Genting Malaysia - Slight Dent From Lower Luck Factor

The group’s FY12 results were in line with both consensus and our expectations. Its Malaysian  core  gaming  operations  posted  double-digit  growth  in  VIP  gaming  and mid  single-digit  growth  for mass  market  gaming,  but  this was  a  partial  drag  on win
rates.  The  current  share  price  offers  a  good  opportunity  to  accumulate  as  its valuation  an  undemanding  12.9x  PE.  Genting  Malaysia’s  stable  domestic  mass market  gaming  revenue  despite  global  macroeconomic  uncertainties  is  a  key attraction. Maintain BUY, with our FV unchanged at RM4.21.
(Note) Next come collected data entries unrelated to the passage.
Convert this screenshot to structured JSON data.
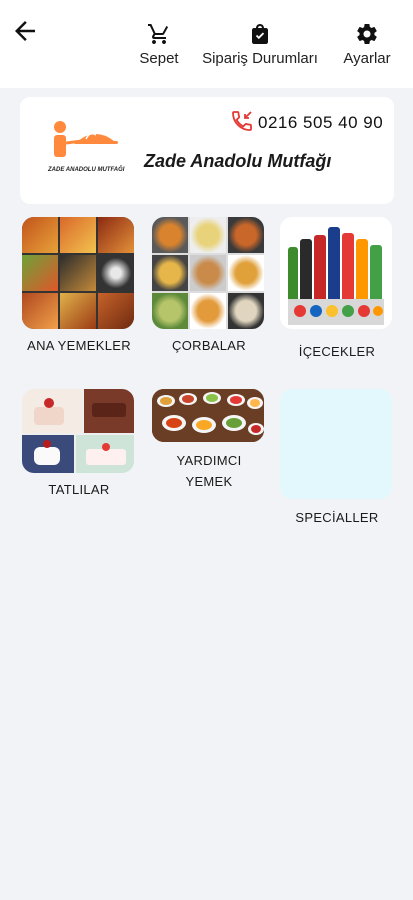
{
  "header": {
    "nav": [
      {
        "label": "Sepet",
        "icon": "cart-icon"
      },
      {
        "label": "Sipariş Durumları",
        "icon": "shopping-bag-icon"
      },
      {
        "label": "Ayarlar",
        "icon": "gear-icon"
      }
    ]
  },
  "restaurant": {
    "logo_text": "ZADE ANADOLU MUTFAĞI",
    "phone": "0216 505 40 90",
    "name": "Zade Anadolu Mutfağı"
  },
  "categories": [
    {
      "label": "ANA YEMEKLER"
    },
    {
      "label": "ÇORBALAR"
    },
    {
      "label": "İÇECEKLER"
    },
    {
      "label": "TATLILAR"
    },
    {
      "label": "YARDIMCI YEMEK"
    },
    {
      "label": "SPECİALLER"
    }
  ],
  "colors": {
    "accent": "#ff8a3d",
    "phone_red": "#e53935",
    "background": "#f2f3f7",
    "special_tile": "#e3f8fc"
  }
}
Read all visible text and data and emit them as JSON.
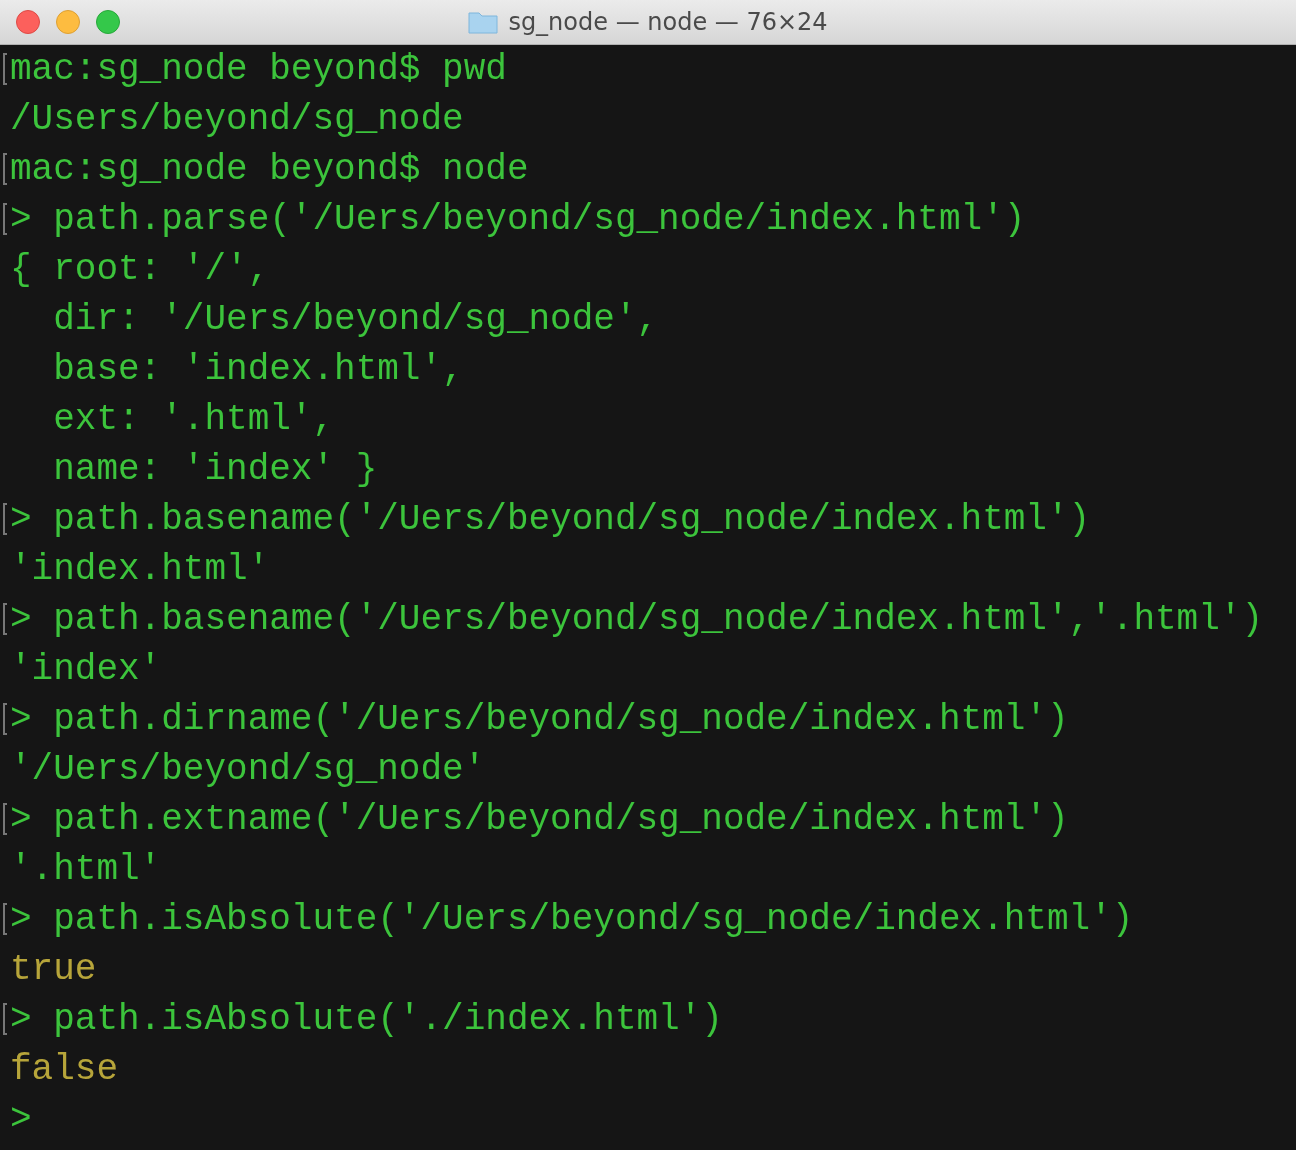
{
  "window": {
    "title": "sg_node — node — 76×24"
  },
  "lines": [
    {
      "text": "mac:sg_node beyond$ pwd",
      "kind": "input",
      "marked": true
    },
    {
      "text": "/Users/beyond/sg_node",
      "kind": "output",
      "marked": false
    },
    {
      "text": "mac:sg_node beyond$ node",
      "kind": "input",
      "marked": true
    },
    {
      "text": "> path.parse('/Uers/beyond/sg_node/index.html')",
      "kind": "input",
      "marked": true
    },
    {
      "text": "{ root: '/',",
      "kind": "output",
      "marked": false
    },
    {
      "text": "  dir: '/Uers/beyond/sg_node',",
      "kind": "output",
      "marked": false
    },
    {
      "text": "  base: 'index.html',",
      "kind": "output",
      "marked": false
    },
    {
      "text": "  ext: '.html',",
      "kind": "output",
      "marked": false
    },
    {
      "text": "  name: 'index' }",
      "kind": "output",
      "marked": false
    },
    {
      "text": "> path.basename('/Uers/beyond/sg_node/index.html')",
      "kind": "input",
      "marked": true
    },
    {
      "text": "'index.html'",
      "kind": "output",
      "marked": false
    },
    {
      "text": "> path.basename('/Uers/beyond/sg_node/index.html','.html')",
      "kind": "input",
      "marked": true
    },
    {
      "text": "'index'",
      "kind": "output",
      "marked": false
    },
    {
      "text": "> path.dirname('/Uers/beyond/sg_node/index.html')",
      "kind": "input",
      "marked": true
    },
    {
      "text": "'/Uers/beyond/sg_node'",
      "kind": "output",
      "marked": false
    },
    {
      "text": "> path.extname('/Uers/beyond/sg_node/index.html')",
      "kind": "input",
      "marked": true
    },
    {
      "text": "'.html'",
      "kind": "output",
      "marked": false
    },
    {
      "text": "> path.isAbsolute('/Uers/beyond/sg_node/index.html')",
      "kind": "input",
      "marked": true
    },
    {
      "text": "true",
      "kind": "boolean",
      "marked": false
    },
    {
      "text": "> path.isAbsolute('./index.html')",
      "kind": "input",
      "marked": true
    },
    {
      "text": "false",
      "kind": "boolean",
      "marked": false
    },
    {
      "text": ">",
      "kind": "input",
      "marked": false
    }
  ]
}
In  line.  The group’s headline earnings were impacted by RM183.9m in impairment and RM48.2m  in  construction  cost  overruns  at  its  casinos  in  the  US.  Adjusting  for  these exceptional items, Genting Malaysia’s FY12 core net profit of RM1.57bn met expectations,
representing  99.7%  and  99.3%  of consensus  and  our  full-year  forecasts  respectively.  The impairment was related to a write-down of goodwill from the acquisition of the Omni Centre in Miami in Florida, certain casinos and provincial casinos’ assets under its UK operations, and the carrying value of its casino concession agreement in Egypt.